La Cour administrative d’appel de Lyon, a d’ailleurs considéré que c’était « à l’occasion de [la procédure disciplinaire qu’] il appartient à l’autorité compétente d’apprécier, sous le contrôle du Juge, l’incompatibilité des faits à raison desquelles l’intéressé a fait l’objet des condamnations inscrites à son bulletin n° 2 avec l’exercice des fonctions » (CAA Lyon, 15 mars 2016, Commune de Seyssel, n° 14LY01493).

L’incompatibilité n’est donc pas un impératif liant l’administration, mais un des éléments d’appréciation du niveau de sanction à infliger à l’agent.

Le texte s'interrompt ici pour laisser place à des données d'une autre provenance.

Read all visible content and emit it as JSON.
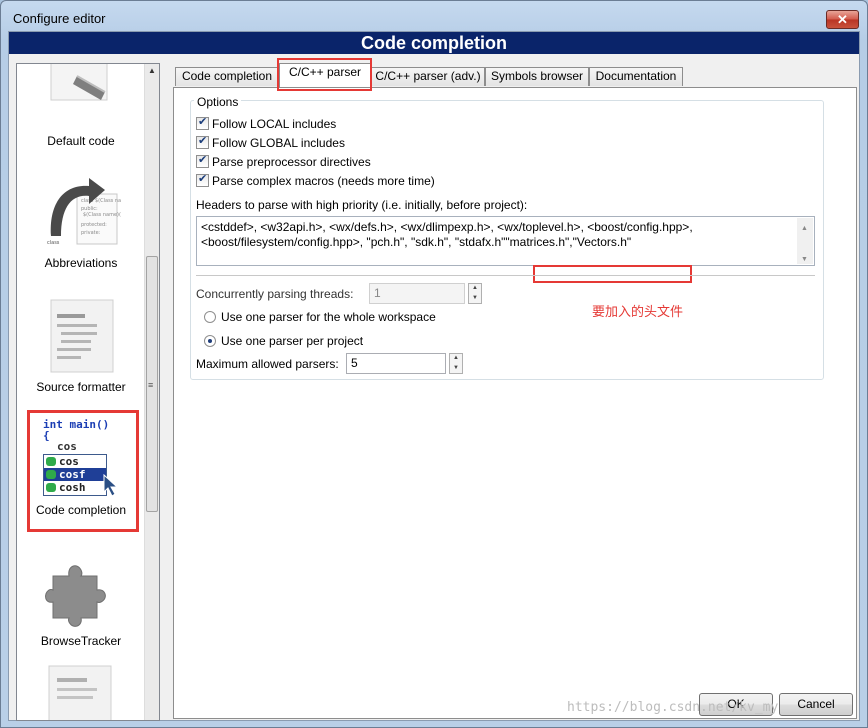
{
  "window": {
    "title": "Configure editor",
    "close_glyph": "✕"
  },
  "header": {
    "title": "Code completion"
  },
  "sidebar": {
    "items": [
      {
        "label": "Default code",
        "icon": "default-code-icon"
      },
      {
        "label": "Abbreviations",
        "icon": "abbreviations-icon"
      },
      {
        "label": "Source formatter",
        "icon": "source-formatter-icon"
      },
      {
        "label": "Code completion",
        "icon": "code-completion-icon",
        "selected": true,
        "icon_text": {
          "line1": "int main()",
          "line2": "{",
          "line3": "cos",
          "options": [
            "cos",
            "cosf",
            "cosh"
          ]
        }
      },
      {
        "label": "BrowseTracker",
        "icon": "puzzle-piece-icon"
      }
    ]
  },
  "tabs": [
    {
      "label": "Code completion"
    },
    {
      "label": "C/C++ parser",
      "active": true
    },
    {
      "label": "C/C++ parser (adv.)"
    },
    {
      "label": "Symbols browser"
    },
    {
      "label": "Documentation"
    }
  ],
  "options": {
    "legend": "Options",
    "checkboxes": [
      {
        "label": "Follow LOCAL includes",
        "checked": true
      },
      {
        "label": "Follow GLOBAL includes",
        "checked": true
      },
      {
        "label": "Parse preprocessor directives",
        "checked": true
      },
      {
        "label": "Parse complex macros (needs more time)",
        "checked": true
      }
    ],
    "headers_label": "Headers to parse with high priority (i.e. initially, before project):",
    "headers_line1": "<cstddef>, <w32api.h>, <wx/defs.h>, <wx/dlimpexp.h>, <wx/toplevel.h>, <boost/config.hpp>,",
    "headers_line2": "<boost/filesystem/config.hpp>, \"pch.h\", \"sdk.h\", \"stdafx.h\"",
    "headers_added": "\"matrices.h\",\"Vectors.h\"",
    "threads_label": "Concurrently parsing threads:",
    "threads_value": "1",
    "radio_workspace": "Use one parser for the whole workspace",
    "radio_project": "Use one parser per project",
    "max_parsers_label": "Maximum allowed parsers:",
    "max_parsers_value": "5"
  },
  "annotation": "要加入的头文件",
  "buttons": {
    "ok": "OK",
    "cancel": "Cancel"
  },
  "watermark": "https://blog.csdn.net/kv_my",
  "colors": {
    "banner": "#0a246a",
    "highlight": "#e53935"
  }
}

En second lieu, le caractère de sanction de la décision implique que le Juge exercera, sur l’appréciation portée par l’administration, le plein contrôle de proportionnalité qu’il lui appartient d’exercer sur les sanctions infligées aux fonctionnaires depuis l’arrêt d’Assemblée Dahan (CE, Ass., 13 novembre 2013, Dahan, n° 347704, AJDA 2013 p. 2432 ; AJFP 2014. p. 5).

Les employeurs publics doivent donc dorénavant être particulièrement vigilants à l’égard des conséquences qu’ils tirent de l’incompatibilité des mentions du bulletin du casier judiciaire avec l’exercice des fonctions. La révocation ne peut désormais plus constituer le sort systématique réservé au fonctionnaire, et la sanction devra donc s’appuyer sur une réelle appréciation de son dossier.

Il sera ainsi dorénavant tout à fait possible d’infliger à un fonctionnaire, en raison de mentions incompatibles au casier judiciaire, par exemple une exclusion temporaire de fonction d’une durée de trois mois.

En revanche, en présence d’une interdiction d’exercer un emploi public, l’administration se trouve réellement en situation de compétence liée et n’a d’autre choix que de radier l’agent des cadres.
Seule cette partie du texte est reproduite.